The researchers report that sparrows in the latter group, exposed to greatly reduced background noise, exhibited drops in vocal amplitudes and reductions in vocal minimum frequencies, leading to increased vocal performance. These changes were much more noticeable for birds in urban areas, the authors say, likely giving these birds a much greater ability to compete for breeding territories.
“When the city was loud, they sang really loud,” said the study’s lead author, behavioural ecologist and ornithologist Elizabeth Derryberry, an associate professor at the University of Tennessee, Knoxville.
The authors say that the results reveal how quickly birds can adapt to changing environments and suggest that long-lasting remediation could lead to other promising outcomes, including increased species diversity.
Birds give up the complexity of song for volume in noisy places – so they sing louder but less attractive (to both humans & mates) songs in cities.

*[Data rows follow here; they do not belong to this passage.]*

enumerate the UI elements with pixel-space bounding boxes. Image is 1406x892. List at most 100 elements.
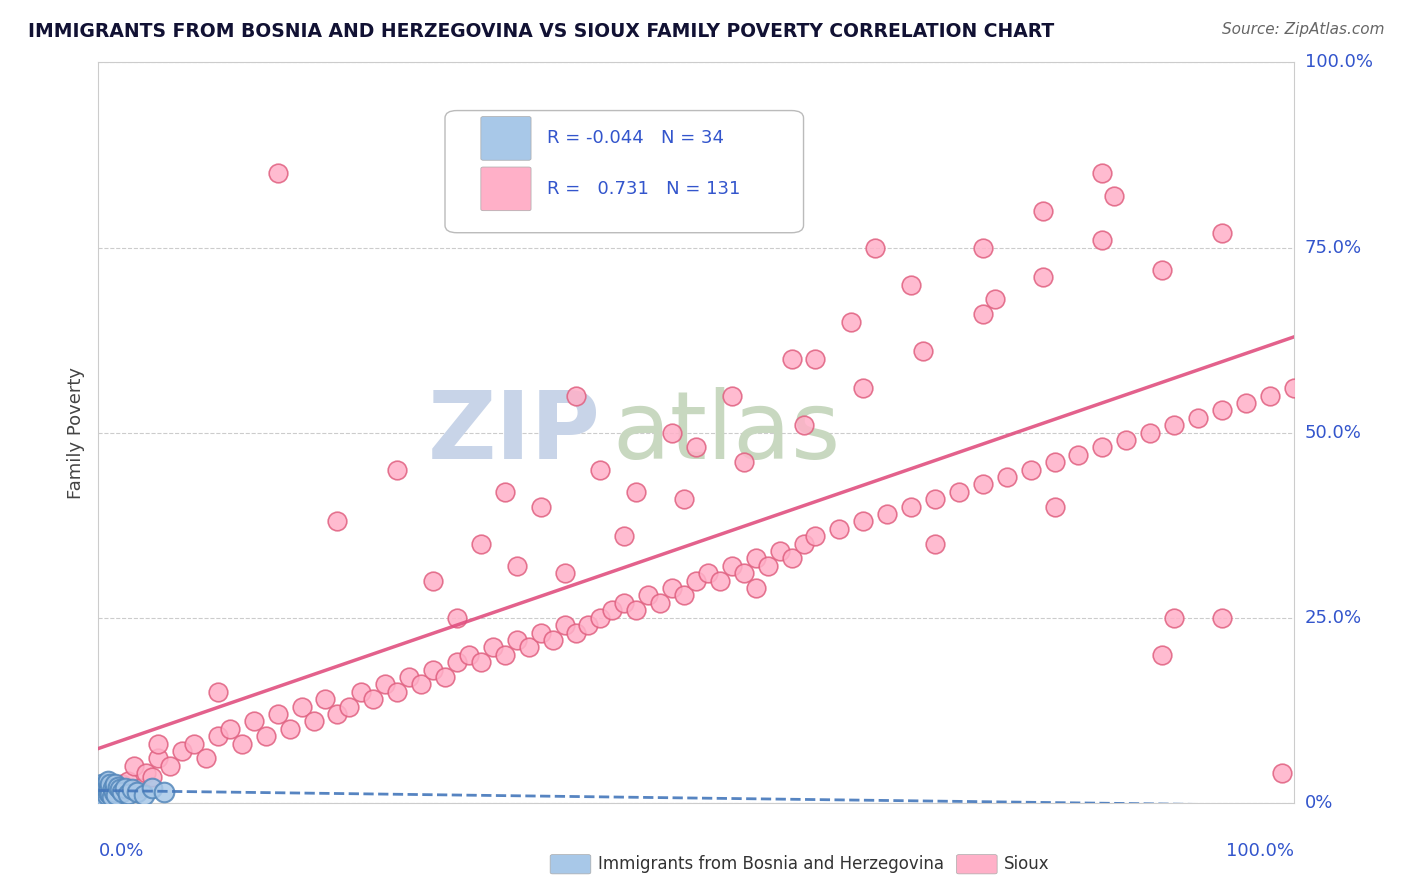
Point [267,166,290,180]
Point [589,610,612,624]
Point [1091,166,1114,180]
Point [458,648,481,662]
Point [89,792,111,806]
Point [745,551,768,566]
Point [125,785,148,799]
Point [1104,188,1126,202]
Point [733,566,755,581]
Point [972,477,994,491]
Point [648,596,672,610]
Point [673,492,696,507]
Point [350,685,373,699]
Point [98,782,121,797]
Point [90,785,112,799]
Point [385,462,409,476]
Point [148,737,170,751]
Point [661,425,683,440]
Point [117,773,139,788]
FancyBboxPatch shape [481,117,531,161]
Point [93,789,115,803]
Point [541,632,564,647]
Point [589,462,612,476]
Point [924,536,946,550]
Point [1163,610,1185,624]
Point [98,780,122,795]
Point [565,388,588,402]
Point [780,551,803,566]
Point [121,782,143,797]
Point [637,589,659,603]
Point [1234,396,1257,410]
Point [339,699,361,714]
Text: 75.0%: 75.0% [1305,238,1362,257]
Point [422,663,444,677]
Point [554,566,576,581]
Text: 0%: 0% [1305,794,1333,812]
Text: 100.0%: 100.0% [1305,54,1372,71]
FancyBboxPatch shape [956,855,997,874]
Point [900,277,922,292]
Point [709,574,731,588]
Point [481,640,505,655]
Point [1211,403,1233,417]
Point [97,773,120,788]
Text: 25.0%: 25.0% [1305,608,1362,627]
Point [578,618,600,632]
Point [98,787,122,801]
Point [105,785,128,799]
Point [852,381,875,395]
Point [780,351,803,366]
Point [148,751,170,765]
Point [96,789,118,803]
Text: Source: ZipAtlas.com: Source: ZipAtlas.com [1222,22,1385,37]
Point [111,785,134,799]
Point [94,777,117,791]
Point [446,610,468,624]
Point [793,418,815,433]
Point [91,782,114,797]
Point [96,780,118,795]
Point [103,785,125,799]
Point [1019,462,1042,476]
Point [91,789,114,803]
Point [1211,226,1233,240]
Point [506,632,529,647]
FancyBboxPatch shape [550,855,591,874]
Point [91,777,114,791]
Point [900,500,922,514]
Text: 50.0%: 50.0% [1305,424,1361,442]
Text: R =   0.731   N = 131: R = 0.731 N = 131 [547,180,740,198]
Point [254,729,277,743]
Y-axis label: Family Poverty: Family Poverty [66,367,84,499]
Point [1139,425,1161,440]
Point [117,787,139,801]
Point [517,640,540,655]
Point [995,470,1018,484]
Point [697,566,720,581]
Point [98,777,122,791]
Point [1152,262,1174,277]
Point [494,648,516,662]
Point [111,777,134,791]
Point [733,455,755,469]
Text: Immigrants from Bosnia and Herzegovina: Immigrants from Bosnia and Herzegovina [598,855,943,873]
Point [90,789,112,804]
Point [153,785,176,799]
Point [124,758,146,772]
Point [141,780,163,795]
Point [1032,203,1054,218]
Point [326,706,349,721]
Point [129,780,152,795]
Point [231,737,253,751]
Text: 100.0%: 100.0% [1226,842,1294,860]
Point [267,706,290,721]
Point [530,500,553,514]
Point [828,522,851,536]
Point [278,722,301,736]
Point [506,558,529,573]
Point [1163,418,1185,433]
Point [626,603,648,617]
Point [865,240,887,255]
Point [804,529,827,543]
Text: Sioux: Sioux [1004,855,1050,873]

When traffic noise in San Francisco fell due to COVID, birds began to sing more complex, quieter songs like they did 50 years ago!
Impact on the birds
According to the research, reduced bandwidth and throughput, not a higher minimum frequency, could be the reason why urban birds respond less to anthropogenic noise-adjusted songs. Ultimately, the lower vocal performance of birds in territories with high levels of anthropogenic noise could result in fewer mating opportunities and more challenges in defending their territory.

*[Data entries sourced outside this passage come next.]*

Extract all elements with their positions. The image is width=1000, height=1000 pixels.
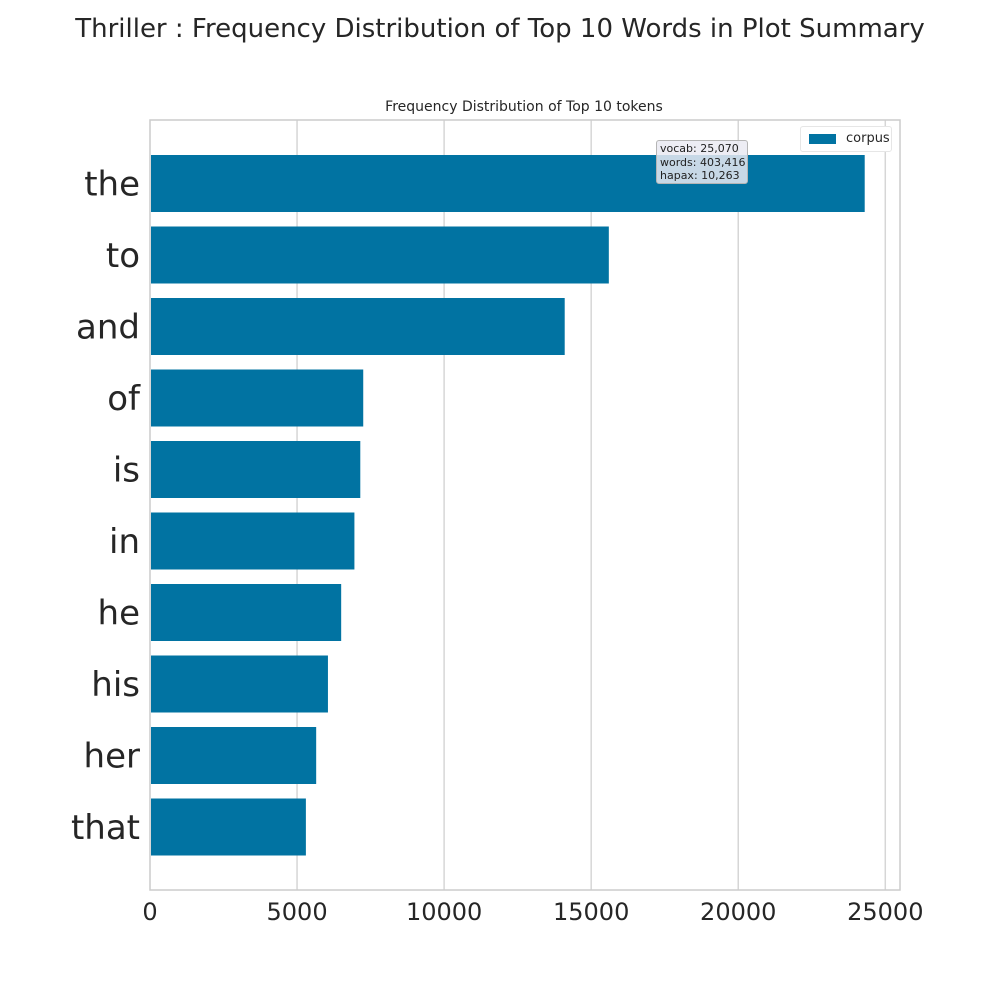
y-tick-label-of: of	[107, 379, 141, 419]
bar-her	[151, 727, 317, 784]
y-tick-label-to: to	[106, 236, 140, 276]
y-tick-label-his: his	[91, 665, 140, 705]
bars	[151, 155, 865, 856]
bar-he	[151, 584, 342, 641]
y-tick-label-the: the	[84, 165, 140, 205]
x-tick-label: 5000	[267, 898, 328, 926]
x-tick-labels: 0 5000 10000 15000 20000 25000	[142, 898, 923, 926]
y-tick-label-that: that	[71, 808, 140, 848]
figure-suptitle: Thriller : Frequency Distribution of Top…	[75, 14, 925, 44]
y-tick-label-is: is	[113, 451, 140, 491]
vocab-stat: vocab: 25,070	[660, 142, 739, 155]
hapax-stat: hapax: 10,263	[660, 169, 740, 182]
bar-to	[151, 226, 609, 284]
bar-that	[151, 798, 306, 856]
bar-the	[151, 155, 865, 212]
corpus-stats-annotation: vocab: 25,070 words: 403,416 hapax: 10,2…	[656, 140, 748, 184]
words-stat: words: 403,416	[660, 155, 746, 169]
x-tick-label: 10000	[406, 898, 482, 926]
x-tick-label: 25000	[847, 898, 923, 926]
x-tick-label: 15000	[553, 898, 629, 926]
y-tick-label-in: in	[109, 522, 140, 562]
x-tick-label: 20000	[700, 898, 776, 926]
y-tick-label-he: he	[98, 594, 140, 634]
x-tick-label: 0	[142, 898, 157, 926]
y-tick-label-her: her	[84, 737, 140, 777]
y-tick-labels: the to and of is in he his her that	[71, 165, 141, 849]
plot-frame	[149, 119, 901, 891]
bar-his	[151, 655, 328, 713]
bar-is	[151, 441, 361, 498]
legend-label-corpus: corpus	[846, 131, 890, 146]
legend: corpus	[800, 126, 892, 152]
legend-swatch-corpus	[809, 134, 836, 144]
bar-in	[151, 512, 355, 570]
bar-of	[151, 369, 364, 427]
bar-and	[151, 298, 565, 355]
y-tick-label-and: and	[76, 308, 140, 348]
chart-title: Frequency Distribution of Top 10 tokens	[385, 99, 663, 115]
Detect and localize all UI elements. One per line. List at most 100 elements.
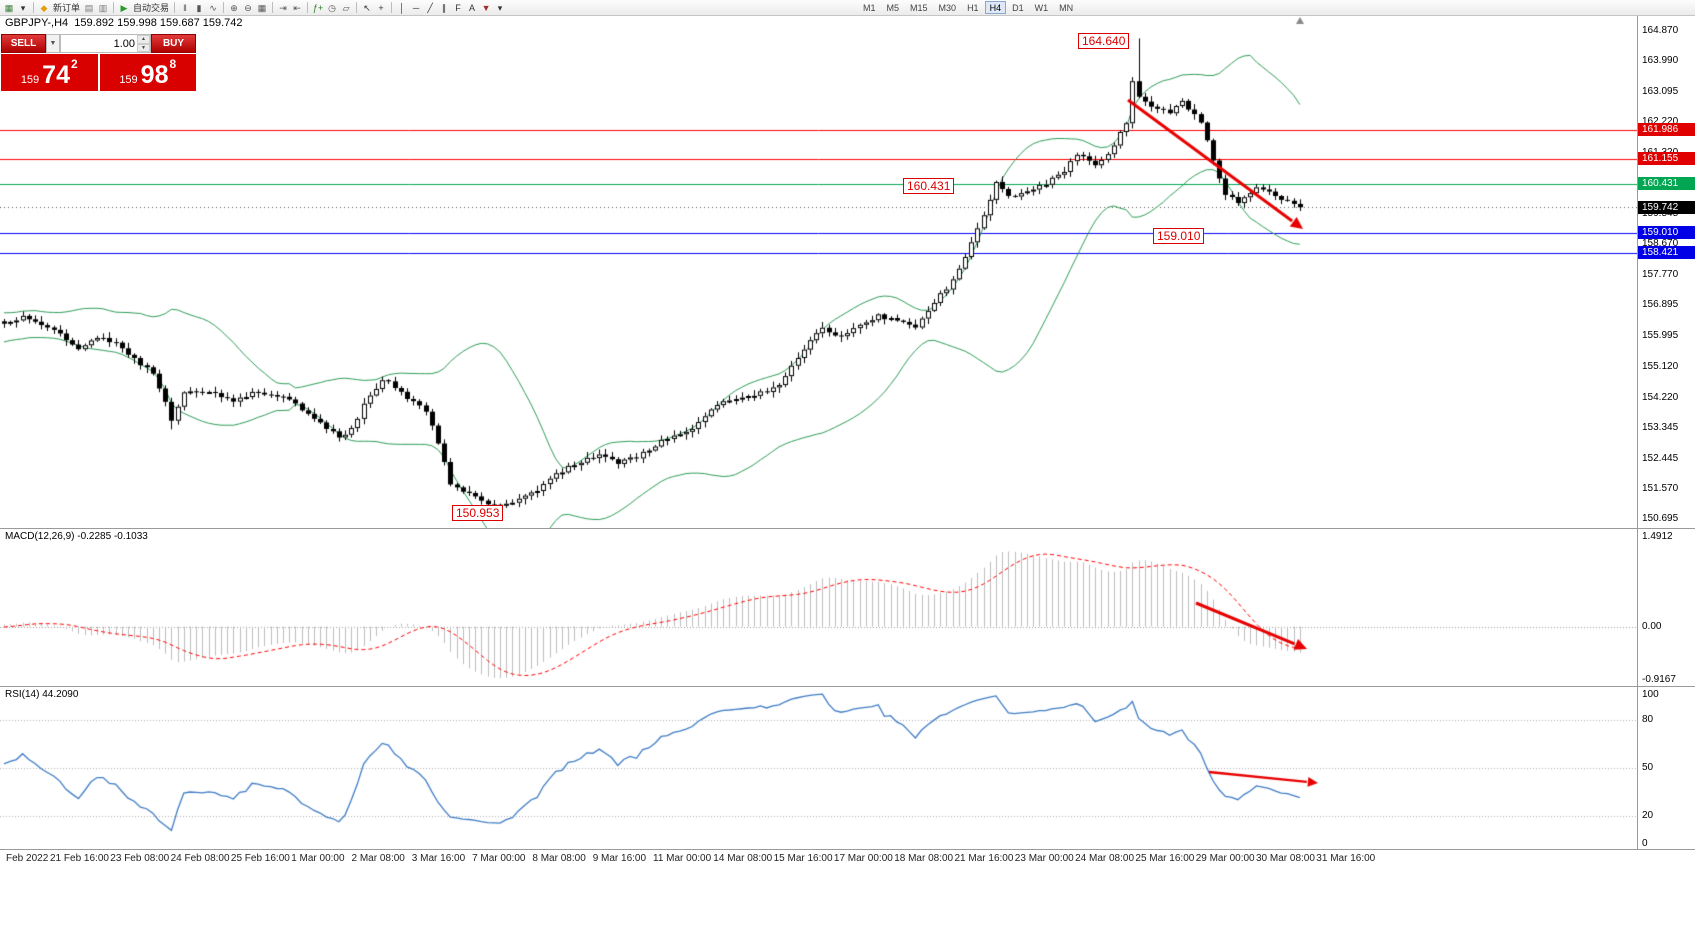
timeframe-button-m30[interactable]: M30: [934, 1, 962, 14]
auto-scroll-icon[interactable]: ⇥: [279, 2, 287, 13]
fibonacci-icon[interactable]: F: [455, 2, 461, 13]
buy-button[interactable]: BUY: [151, 34, 196, 53]
price-axis-tick: 153.345: [1642, 421, 1679, 433]
tile-windows-icon[interactable]: ▦: [257, 2, 267, 13]
toolbar-separator: [307, 2, 309, 13]
new-order-label[interactable]: 新订单: [53, 3, 81, 13]
volume-input[interactable]: [61, 35, 137, 52]
rsi-axis-label: 50: [1642, 762, 1654, 773]
time-axis-label: 17 Mar 00:00: [833, 853, 893, 864]
price-level-badge: 160.431: [1638, 177, 1695, 190]
timeframe-button-m1[interactable]: M1: [858, 1, 881, 14]
time-axis-label: 7 Mar 00:00: [472, 853, 526, 864]
channel-icon[interactable]: ∥: [441, 2, 447, 13]
price-axis-tick: 155.120: [1642, 360, 1679, 372]
timeframe-button-h1[interactable]: H1: [962, 1, 984, 14]
price-annotation[interactable]: 160.431: [903, 178, 955, 194]
price-axis-tick: 164.870: [1642, 24, 1679, 36]
price-level-badge: 159.010: [1638, 226, 1695, 239]
zoom-out-icon[interactable]: ⊖: [244, 2, 252, 13]
sell-price-big-figure: 159: [20, 74, 40, 86]
crosshair-icon[interactable]: +: [378, 2, 384, 13]
horizontal-line-icon[interactable]: ─: [412, 2, 420, 13]
current-price-badge: 159.742: [1638, 201, 1695, 214]
toolbar-separator: [223, 2, 225, 13]
buy-price-display[interactable]: 159 98 8: [99, 54, 196, 91]
panel-separator-main-macd[interactable]: [0, 528, 1695, 529]
time-axis-label: 23 Mar 00:00: [1014, 853, 1074, 864]
trendline-icon[interactable]: ╱: [427, 2, 433, 13]
time-axis-label: 3 Mar 16:00: [411, 853, 466, 864]
line-chart-icon[interactable]: ∿: [209, 2, 217, 13]
time-axis-label: 2 Mar 08:00: [351, 853, 405, 864]
volume-field-wrap: ▲ ▼: [60, 34, 151, 53]
toolbar: ▦ ▾ ◆ 新订单 ▤ ▥ ▶ 自动交易 ‖ ▮ ∿ ⊕ ⊖ ▦ ⇥ ⇤ ƒ+ ◷ ▱ ↖ + │ ─ ╱ ∥ F A ▼ ▾ M1 M5…: [0, 0, 1695, 16]
chart-shift-icon[interactable]: ⇤: [293, 2, 301, 13]
price-annotation[interactable]: 164.640: [1078, 33, 1130, 49]
time-axis-label: Feb 2022: [6, 853, 49, 864]
timeframe-button-m15[interactable]: M15: [905, 1, 933, 14]
auto-trading-icon[interactable]: ▶: [120, 2, 128, 13]
text-label-icon[interactable]: A: [469, 2, 476, 13]
order-options-dropdown-icon[interactable]: ▼: [46, 34, 60, 53]
buy-price-point: 8: [169, 57, 177, 71]
time-axis-label: 30 Mar 08:00: [1256, 853, 1315, 864]
templates-icon[interactable]: ▱: [342, 2, 350, 13]
time-axis-label: 8 Mar 08:00: [532, 853, 586, 864]
timeframe-button-w1[interactable]: W1: [1030, 1, 1054, 14]
price-axis-tick: 163.990: [1642, 54, 1679, 66]
arrows-tool-icon[interactable]: ▼: [481, 2, 491, 13]
time-axis-label: 11 Mar 00:00: [653, 853, 712, 864]
toolbar-separator: [33, 2, 34, 13]
time-axis-label: 9 Mar 16:00: [592, 853, 647, 864]
timeframe-button-h4[interactable]: H4: [984, 1, 1007, 14]
price-annotation[interactable]: 150.953: [452, 505, 504, 521]
time-axis-label: 21 Mar 16:00: [954, 853, 1014, 864]
sell-price-point: 2: [70, 57, 78, 71]
new-order-icon[interactable]: ◆: [40, 2, 48, 13]
sell-button[interactable]: SELL: [1, 34, 46, 53]
price-annotation[interactable]: 159.010: [1153, 228, 1205, 244]
rsi-panel-canvas[interactable]: [0, 688, 1637, 848]
time-axis[interactable]: Feb 2022 21 Feb 16:00 23 Feb 08:00 24 Feb 0…: [0, 849, 1695, 870]
volume-down-button[interactable]: ▼: [137, 43, 150, 52]
auto-trading-label[interactable]: 自动交易: [133, 3, 170, 13]
vertical-line-icon[interactable]: │: [399, 2, 405, 13]
cursor-icon[interactable]: ↖: [363, 2, 371, 13]
buy-price-big-figure: 159: [119, 74, 138, 86]
chart-dropdown-icon[interactable]: ▾: [20, 2, 26, 13]
charts-window-icon[interactable]: ▤: [84, 2, 94, 13]
rsi-axis-label: 20: [1642, 810, 1654, 821]
market-watch-icon[interactable]: ▥: [98, 2, 108, 13]
price-axis-tick: 158.670: [1642, 238, 1679, 250]
price-level-badge: 161.155: [1638, 152, 1695, 165]
sell-price-pips: 74: [42, 61, 70, 89]
price-axis-tick: 150.695: [1642, 513, 1679, 525]
new-chart-icon[interactable]: ▦: [4, 2, 14, 13]
bar-chart-icon[interactable]: ‖: [183, 2, 187, 13]
trade-controls-row: SELL ▼ ▲ ▼ BUY: [1, 34, 196, 53]
main-chart-canvas[interactable]: [0, 14, 1637, 528]
panel-separator-macd-rsi[interactable]: [0, 686, 1695, 687]
macd-panel-canvas[interactable]: [0, 530, 1637, 686]
indicators-icon[interactable]: ƒ+: [312, 2, 324, 13]
zoom-in-icon[interactable]: ⊕: [230, 2, 238, 13]
toolbar-separator: [391, 2, 393, 13]
candlestick-chart-icon[interactable]: ▮: [196, 2, 202, 13]
trade-prices-row: 159 74 2 159 98 8: [1, 54, 196, 91]
shapes-dropdown-icon[interactable]: ▾: [497, 2, 503, 13]
timeframe-button-d1[interactable]: D1: [1007, 1, 1029, 14]
toolbar-separator: [113, 2, 115, 13]
timeframe-button-m5[interactable]: M5: [882, 1, 905, 14]
timeframe-button-mn[interactable]: MN: [1054, 1, 1078, 14]
volume-stepper: ▲ ▼: [137, 35, 150, 52]
rsi-axis-label: 0: [1642, 838, 1648, 849]
periods-icon[interactable]: ◷: [328, 2, 336, 13]
volume-up-button[interactable]: ▲: [137, 35, 150, 44]
macd-axis-label: -0.9167: [1642, 674, 1676, 685]
price-axis-border: [1637, 14, 1638, 850]
toolbar-separator: [272, 2, 274, 13]
price-axis-tick: 157.770: [1642, 269, 1679, 281]
sell-price-display[interactable]: 159 74 2: [1, 54, 98, 91]
toolbar-separator: [174, 2, 176, 13]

In an earlier study, Halfwerk found that certain male birds forced to compete with highway traffic often resorted to singing louder to be heard. However, it wasn’t so clear whether doing so had a positive or negative impact on the birds as a whole, so this time he and his team decided to take a closer look by studying not only the change in songs, but also finding out who it was. actually mate with whom as a result.

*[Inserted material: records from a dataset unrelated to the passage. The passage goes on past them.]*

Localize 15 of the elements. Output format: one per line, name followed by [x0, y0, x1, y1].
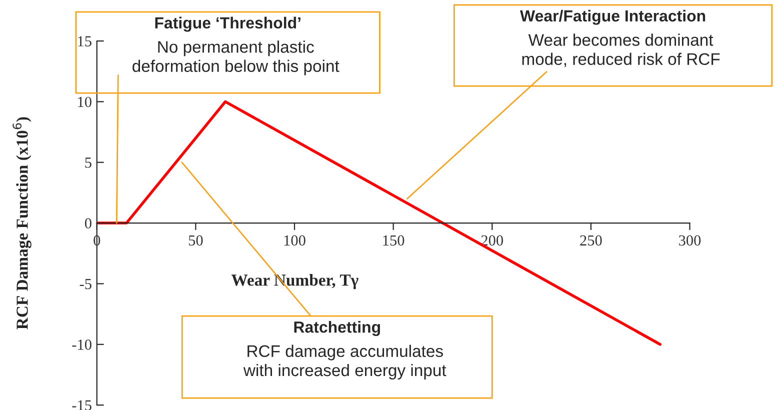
- y-tick-label: -10: [72, 340, 92, 350]
- x-tick-label: 250: [580, 235, 602, 246]
- annotation: Ratchetting RCF damage accumulates with increased energy input: [243, 321, 446, 380]
- y-tick-label: 15: [78, 36, 92, 46]
- x-tick-label: 300: [679, 235, 701, 246]
- y-axis-title: RCF Damage Function (x10$^{6}$): [12, 117, 32, 330]
- y-tick-label: 10: [78, 96, 92, 108]
- annotation: Fatigue ‘Threshold’ No permanent plastic deformation below this point: [132, 16, 340, 76]
- x-tick-label: 100: [284, 235, 306, 246]
- y-tick-label: 0: [84, 218, 92, 228]
- y-tick-label: 5: [85, 158, 92, 168]
- x-tick-label: 150: [383, 235, 404, 246]
- y-tick-label: -5: [80, 279, 92, 290]
- annotation: Wear/Fatigue Interaction Wear becomes dominant mode, reduced risk of RCF: [520, 10, 720, 67]
- x-tick-label: 50: [188, 235, 203, 246]
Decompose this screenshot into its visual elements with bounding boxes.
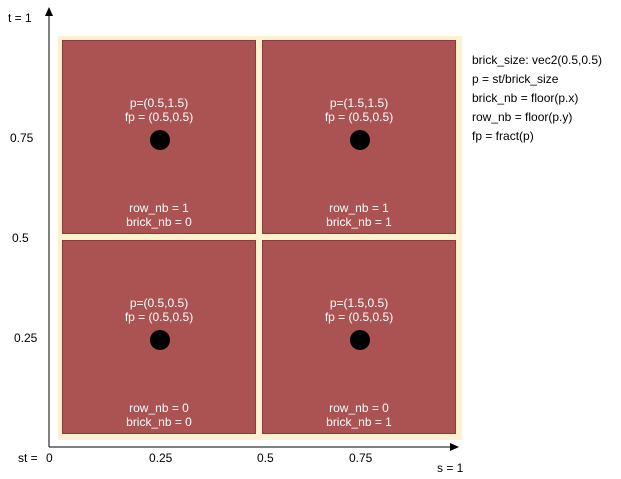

To find out what was going on, Halfwerk and his team chose to study the great tit, the same species studied in their earlier work; a bird that is capable of changing the frequency of its songs. They recorded the songs of 30 random male birds during mating season in the Netherlands. In doing so, they found that the males sang at their lowest level just before the females began to lay their eggs, indicating that it was the low-frequency songs that really made the difference for the females.
To further confirm their findings, the team also took a more direct approach; They played pre-recorded high-pitched and low-pitched male songs to females sitting on their nests to see which would make them emerge and found that low-pitched songs were more effective. However, this all changed when they pumped low-frequency background noise into the environment, making it difficult for the females to hear the songs; only then did they go for the males singing the higher frequency melodies.
Negative impact on bird populations
All of this shows, say the team, that noise pollution can have a negative impact on bird populations, seriously affecting the process of allowing females to be fertilized by the best available mates, which could ultimately put the species in danger. danger. risk.
The combination of less background noise and the better signal from a wider bandwidth meant that the males could probably be heard from twice as far away as before.
This improved communication has also helped rival males avoid each other, which means fewer fights.
By showing that sparrows can adjust their songs to their environment, the study suggests that species with more flexible behaviours can cope with aspects of changing environments. Noise abatement could allow other noise-sensitive bird species, such as California quail, to return to cities where they once roamed and sang.